A "per se" law, however, eliminates all of these factors -- blood-alcohol content alone attests to intoxication. Forty-six states and the District of Columbia have already adopted this level of evidence.

Although we recognize that some regular drinkers build up a tolerance to the visible effects of alcohol, and are able to pass sobriety tests at levels of .10 and beyond, volumes of medical research have established that everyone's driving ability is affected above .05.
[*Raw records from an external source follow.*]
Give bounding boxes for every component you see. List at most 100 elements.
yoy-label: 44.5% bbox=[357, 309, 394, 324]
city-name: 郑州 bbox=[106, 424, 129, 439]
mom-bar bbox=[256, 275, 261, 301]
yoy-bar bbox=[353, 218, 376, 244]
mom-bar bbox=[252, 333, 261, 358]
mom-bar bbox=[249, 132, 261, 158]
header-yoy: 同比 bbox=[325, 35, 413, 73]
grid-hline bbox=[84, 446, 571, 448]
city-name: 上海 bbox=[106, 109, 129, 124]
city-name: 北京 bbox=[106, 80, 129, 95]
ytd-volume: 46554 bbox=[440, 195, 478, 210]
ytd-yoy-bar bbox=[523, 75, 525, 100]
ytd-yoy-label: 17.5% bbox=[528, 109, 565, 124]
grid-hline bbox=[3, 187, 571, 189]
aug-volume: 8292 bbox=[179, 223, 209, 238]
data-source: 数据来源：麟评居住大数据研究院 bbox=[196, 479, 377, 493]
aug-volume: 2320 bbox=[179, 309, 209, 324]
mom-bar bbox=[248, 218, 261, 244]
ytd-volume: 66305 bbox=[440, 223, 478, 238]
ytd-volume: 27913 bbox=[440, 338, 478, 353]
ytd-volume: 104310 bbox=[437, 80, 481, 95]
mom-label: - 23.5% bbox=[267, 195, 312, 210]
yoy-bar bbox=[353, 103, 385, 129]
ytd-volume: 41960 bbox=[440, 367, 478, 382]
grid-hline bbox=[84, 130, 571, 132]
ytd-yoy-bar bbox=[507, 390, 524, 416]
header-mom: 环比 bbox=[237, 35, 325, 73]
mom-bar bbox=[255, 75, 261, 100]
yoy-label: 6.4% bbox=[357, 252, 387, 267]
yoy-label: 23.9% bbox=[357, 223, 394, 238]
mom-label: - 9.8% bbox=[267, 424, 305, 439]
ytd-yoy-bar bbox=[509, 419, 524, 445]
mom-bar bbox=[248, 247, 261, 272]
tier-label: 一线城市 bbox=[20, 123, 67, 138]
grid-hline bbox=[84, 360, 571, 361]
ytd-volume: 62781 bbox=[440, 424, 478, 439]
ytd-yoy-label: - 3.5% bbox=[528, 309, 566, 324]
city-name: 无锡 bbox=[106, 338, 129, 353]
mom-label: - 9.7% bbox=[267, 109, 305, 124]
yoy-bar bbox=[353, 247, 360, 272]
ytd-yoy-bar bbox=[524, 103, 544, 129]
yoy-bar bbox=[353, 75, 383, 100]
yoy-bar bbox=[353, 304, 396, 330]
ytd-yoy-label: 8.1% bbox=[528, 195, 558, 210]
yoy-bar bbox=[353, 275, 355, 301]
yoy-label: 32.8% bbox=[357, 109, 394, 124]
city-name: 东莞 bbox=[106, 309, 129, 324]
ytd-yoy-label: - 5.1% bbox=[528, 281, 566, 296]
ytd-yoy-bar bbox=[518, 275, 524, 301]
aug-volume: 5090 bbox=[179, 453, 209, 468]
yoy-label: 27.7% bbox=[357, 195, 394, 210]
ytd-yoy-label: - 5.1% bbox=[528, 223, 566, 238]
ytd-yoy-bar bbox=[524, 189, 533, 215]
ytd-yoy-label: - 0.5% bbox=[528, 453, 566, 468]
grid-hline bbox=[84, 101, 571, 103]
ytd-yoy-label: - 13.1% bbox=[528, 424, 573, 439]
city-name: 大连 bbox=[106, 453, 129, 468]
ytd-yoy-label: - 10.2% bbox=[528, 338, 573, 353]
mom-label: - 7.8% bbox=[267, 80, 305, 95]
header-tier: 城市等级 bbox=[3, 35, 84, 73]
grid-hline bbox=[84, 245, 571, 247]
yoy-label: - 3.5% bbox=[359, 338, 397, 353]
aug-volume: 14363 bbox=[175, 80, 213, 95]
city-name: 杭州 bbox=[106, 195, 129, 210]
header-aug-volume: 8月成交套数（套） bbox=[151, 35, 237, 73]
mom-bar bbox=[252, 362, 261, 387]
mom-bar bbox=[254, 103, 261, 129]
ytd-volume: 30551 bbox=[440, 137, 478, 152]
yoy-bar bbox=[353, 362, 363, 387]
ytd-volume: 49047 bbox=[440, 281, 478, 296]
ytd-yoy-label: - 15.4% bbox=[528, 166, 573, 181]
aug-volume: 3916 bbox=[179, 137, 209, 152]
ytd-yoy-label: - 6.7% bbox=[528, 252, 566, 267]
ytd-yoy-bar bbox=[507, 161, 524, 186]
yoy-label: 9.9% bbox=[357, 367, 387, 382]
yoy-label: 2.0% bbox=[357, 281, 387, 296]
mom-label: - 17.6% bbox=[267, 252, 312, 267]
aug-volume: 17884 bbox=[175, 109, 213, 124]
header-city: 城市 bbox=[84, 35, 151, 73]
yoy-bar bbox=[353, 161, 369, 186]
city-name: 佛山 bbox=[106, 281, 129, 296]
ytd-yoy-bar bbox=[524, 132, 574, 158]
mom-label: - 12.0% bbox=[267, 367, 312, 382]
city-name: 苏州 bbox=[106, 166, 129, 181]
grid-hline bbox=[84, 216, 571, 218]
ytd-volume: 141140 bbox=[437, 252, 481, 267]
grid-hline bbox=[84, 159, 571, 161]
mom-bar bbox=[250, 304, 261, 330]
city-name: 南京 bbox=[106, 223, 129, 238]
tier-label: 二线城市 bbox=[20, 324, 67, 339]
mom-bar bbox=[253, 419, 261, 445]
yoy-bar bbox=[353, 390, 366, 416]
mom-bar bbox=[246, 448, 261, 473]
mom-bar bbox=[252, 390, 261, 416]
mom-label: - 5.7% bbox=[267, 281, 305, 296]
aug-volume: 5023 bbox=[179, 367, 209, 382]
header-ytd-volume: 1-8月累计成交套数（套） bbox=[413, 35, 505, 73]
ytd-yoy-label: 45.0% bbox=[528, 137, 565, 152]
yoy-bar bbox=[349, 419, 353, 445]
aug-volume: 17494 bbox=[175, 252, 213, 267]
Judgment is impaired, reflexes are slowed, visual acuity is reduced and coordination is impaired. At .05, the risk of causing a crash doubles, while at .10, the risk is several times more likely.


Based on this data, 10 states have taken the next step and reduced their "per se" intoxication level to .08, as recommended by the U.S. Department of Transportation.

Under our current law, a driver may not drink alcoholic beverages while driving on Maryland roadways. This is merely an anti-consumption law and does not do enough to promote highway safety in the state.

It does nothing to eliminate the "rolling cocktail parties" where the driver can easily pass off drinks to the passengers since, under the law's current provisions, a policeman must actually witness the driver drinking.

MADD's open container proposal would prohibit any open container of alcohol in the passenger compartment of an automobile (with certain exceptions for commercial vehicles, motor homes, etc.). This is simply a common sense safety and deterrent measure. In most of our local jurisdictions, one cannot walk on a sidewalk with an open alcoholic beverage, so why should it be different when operating a vehicle on our public streets?

Our proposal for mandatory blood-alcohol testing of drivers in crashes that result in serious bodily injury does not deviate from current standards in that the police officer at the scene must still have "reasonable grounds" that there is alcohol involvement in order to request the test.

The blood-alcohol test results have to be performed within two hours of the incident in order to be admitted into court proceedings.


MADD has seen instances of serious injury which resulted in death after the two-hour limit where the at-fault driver has escaped the charge of "homicide by motor vehicle while intoxicated" because the test was not performed. This mandatory testing provision already exists for crashes involving fatalities.

Lastly, the comments of Sen. Walter M. Baker, D-Cecil, and Del. Joseph F. Vallario Jr., D-Prince George's, speak for themselves. Mr. Vallario is mistaken, however, in that the national MADD organization gave Maryland a B, not an A, on its drunk driving report card.

Their comments typify the mind-set of all too many of our legislators. Their concern is directed to the impaired driver who made a choice, not to the innocent victims of this crime who did not have a choice in the matter.

Drunk driving is the only crime that accepts alcohol intoxication as a legitimate excuse for killing or maiming someone.

As long as society tolerates and excuses this crime with "he/she isn't a criminal", "they didn't mean to hurt anyone" or "there but for the grace of God go I", innocent people will continue to have their lives turned upside down and the economic costs to society will remain immense.

Let us never forget that the drinking driver made a choice and should be held accountable for the consequences of that choice. That is the least society can do for the victim.


Brenda S. Barnes


The writer is executive director of MADD Maryland.